Tawny yet clinically scrubbed to a whiteness of nail and knuckle, there was something incredibly gentle in the hands that stitched, in one continuous length of thread, a cut at least three quarters of an inch long.

And the voice!  It was quick to the point, and business-like, yet softened by a reverence for life that even little Julie seemed to sense.  In a moment she had ceased her frenzied struggle against the tight, blue canvas "papoose board" that immobilized her in the emergency ward at Humana Davis North Hospital.

One, two, three, four, five stitches.  And the doctor was gone to the side of another accident victim in another room.

Fascinated by the clean line of stitching he had secured by just two knots, I chatted momentarily with a nurse.

"You'll hardly see a scar," she said, handing a pineapple "Dum Dum" lollypop to my baby and a list of wound care instructions to me. "You were lucky to have had Dr. Amano."

I thought about that the other day, when word reached me of the untimely death of Dr.  Joe Amano.  I thought about what she'd said and about what I, myself, had come to know of the kind-eyed doctor who had first treated me as a little girl with an earache at the old Clearfield Clinic on Center Street.

Dr.
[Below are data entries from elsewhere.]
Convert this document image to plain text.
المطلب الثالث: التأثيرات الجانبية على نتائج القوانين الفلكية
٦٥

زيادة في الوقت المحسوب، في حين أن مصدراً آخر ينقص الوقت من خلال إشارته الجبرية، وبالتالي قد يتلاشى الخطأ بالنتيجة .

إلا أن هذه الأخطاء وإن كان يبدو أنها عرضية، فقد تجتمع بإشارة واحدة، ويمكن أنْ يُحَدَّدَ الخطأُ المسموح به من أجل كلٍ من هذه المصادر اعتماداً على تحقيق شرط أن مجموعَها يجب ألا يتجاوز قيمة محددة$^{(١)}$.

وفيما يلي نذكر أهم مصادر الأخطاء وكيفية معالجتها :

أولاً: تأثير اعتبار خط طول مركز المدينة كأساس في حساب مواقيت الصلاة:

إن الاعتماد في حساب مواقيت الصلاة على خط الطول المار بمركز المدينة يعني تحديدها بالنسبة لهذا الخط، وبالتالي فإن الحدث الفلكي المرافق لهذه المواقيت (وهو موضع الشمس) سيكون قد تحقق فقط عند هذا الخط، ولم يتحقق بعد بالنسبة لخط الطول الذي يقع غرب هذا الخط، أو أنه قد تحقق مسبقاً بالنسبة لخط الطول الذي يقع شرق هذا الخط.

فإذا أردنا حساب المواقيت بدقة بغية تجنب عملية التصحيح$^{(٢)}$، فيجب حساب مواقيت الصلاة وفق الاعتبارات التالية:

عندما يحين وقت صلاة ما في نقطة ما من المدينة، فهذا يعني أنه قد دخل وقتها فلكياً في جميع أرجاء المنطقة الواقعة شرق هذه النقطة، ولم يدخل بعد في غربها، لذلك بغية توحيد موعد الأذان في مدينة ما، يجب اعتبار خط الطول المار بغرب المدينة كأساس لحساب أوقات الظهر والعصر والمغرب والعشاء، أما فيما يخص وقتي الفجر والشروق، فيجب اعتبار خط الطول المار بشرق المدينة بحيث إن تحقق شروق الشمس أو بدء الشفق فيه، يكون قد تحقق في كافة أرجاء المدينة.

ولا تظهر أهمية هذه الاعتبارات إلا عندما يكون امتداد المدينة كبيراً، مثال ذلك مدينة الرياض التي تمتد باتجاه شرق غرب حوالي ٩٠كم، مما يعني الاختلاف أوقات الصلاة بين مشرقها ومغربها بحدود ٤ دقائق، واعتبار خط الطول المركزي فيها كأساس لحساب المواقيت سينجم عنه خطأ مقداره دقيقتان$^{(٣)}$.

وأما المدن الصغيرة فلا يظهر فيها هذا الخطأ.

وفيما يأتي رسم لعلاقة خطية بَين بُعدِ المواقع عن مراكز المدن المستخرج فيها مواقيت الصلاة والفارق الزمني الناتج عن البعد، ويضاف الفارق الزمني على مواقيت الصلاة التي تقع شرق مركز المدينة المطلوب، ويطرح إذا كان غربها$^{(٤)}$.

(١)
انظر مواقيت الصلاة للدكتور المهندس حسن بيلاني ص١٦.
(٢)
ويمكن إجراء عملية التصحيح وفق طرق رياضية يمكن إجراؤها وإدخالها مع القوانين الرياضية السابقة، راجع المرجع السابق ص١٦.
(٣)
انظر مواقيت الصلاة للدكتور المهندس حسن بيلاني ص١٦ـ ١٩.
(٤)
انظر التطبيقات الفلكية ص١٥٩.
Amano was a man who knew what had to be done and did it.  And if he couldn't help you, he'd find someone who could.  He checked things and then double-checked.  He always remembered you--asked about little things you'd thought he would have forgotten.

He was a busy man, busy with medical affiliations and offices, and yet you could still expect to see him at PTA meetings, places like that  He was honest and he cared

With stethoscope in hand, he served northern Utah for more than 26 years, listening to the heartbeat of a clientele who loved him.

Because he had been my parents' doctor, my doctor, and my children's doctor, I felt a need to pay him tribute.  Yet with all my flourishes of pen, I could find no more appropriate, more eloquent praise than the simple observation of one nurse who knew his work:  "You were lucky to have had Dr. Amano."